After a long quiescent period, there are now many ideas and
suggestions for fixing perceived or real shortcomings of the existing
bidi algorithm. As Martin Duerst wrote recently : "it looks like these changes are
being added piecemeal without yet seeing a new horizon of stability...but the
Bidi Algorithm isn't an area where constant tinkering is
advisable. It would therefore be very important that all these new
initiatives are carefully checked against each other, and
coordinated both in timing and in substance. It may be well
advisable to wait with some of them so that many changes can be made
'in bulk' (the idea of an UBA 2.0), which will also help
implementers."
I share this concern, and would support an effort towards a UBA 2.0 which addresses a comprehensive set of updates.

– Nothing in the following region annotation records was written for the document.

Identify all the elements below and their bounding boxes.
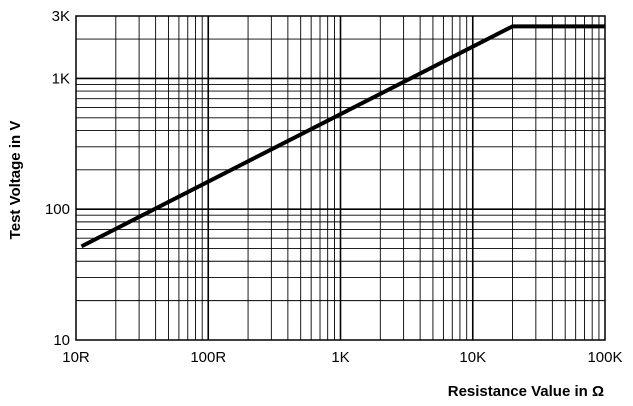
x-tick-label: 100R [190,349,226,366]
y-tick-label: 10 [53,332,70,349]
y-tick-label: 1K [52,70,70,87]
x-tick-label: 10R [62,349,90,366]
y-tick-label: 3K [52,8,70,25]
x-tick-label: 1K [331,349,349,366]
x-tick-labels: 10R 100R 1K 10K 100K [62,349,622,366]
series-layer [80,24,605,249]
series-line [80,24,605,249]
plot-frame [75,15,606,341]
grid [76,16,605,340]
y-tick-label: 100 [45,201,70,218]
x-tick-label: 10K [459,349,486,366]
x-tick-label: 100K [587,349,622,366]
x-axis-title: Resistance Value in Ω [448,383,604,400]
y-tick-labels: 10 100 1K 3K [45,8,70,349]
y-axis-title: Test Voltage in V [7,121,24,240]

Because of the nature of the proposed changes, this new specification would be disruptive. Therefore, I see little benefit in making it subject to formal limitations on the number of Bidi classes etc. that were in place for the existing Bidi Algorithm. However, like the existing algorithm, any updated one should be based on Bidi classes as input, cleanly separating the mapping of characters to Bidi classes from the leveling and reordering calculus.
The temptation to mix specification in terms of character codes with specification in terms of Bidi classes should be firmly resisted.
There should be a clean versioning of this new algorithm, that is independent of mere versioning of the Unicode Standard. Existing implementations of the "old" bidi algorithms aren't going to go away overnight, and, because the way the Bidi Algorithm is designed, they may well be updated to handle future repertoire additions.
The "new" bidi algorithm could formally be an extension or a replacement. It's too early to tell which makes better sense, but it should have a designation that decouples that extension from questions of repertoire (and versioning for "bug-fixes" or other minor tweaks).
The proposed and contemplated changes to the Bidi Algorithm call for a separate development effort that is not a-priori tied to the schedule of Unicode Versions. As with all significant developments in specifying algorithms, an extended Beta, or testing period is desirable, which should only terminate after significant stakeholder have been able to produce actual working testbeds.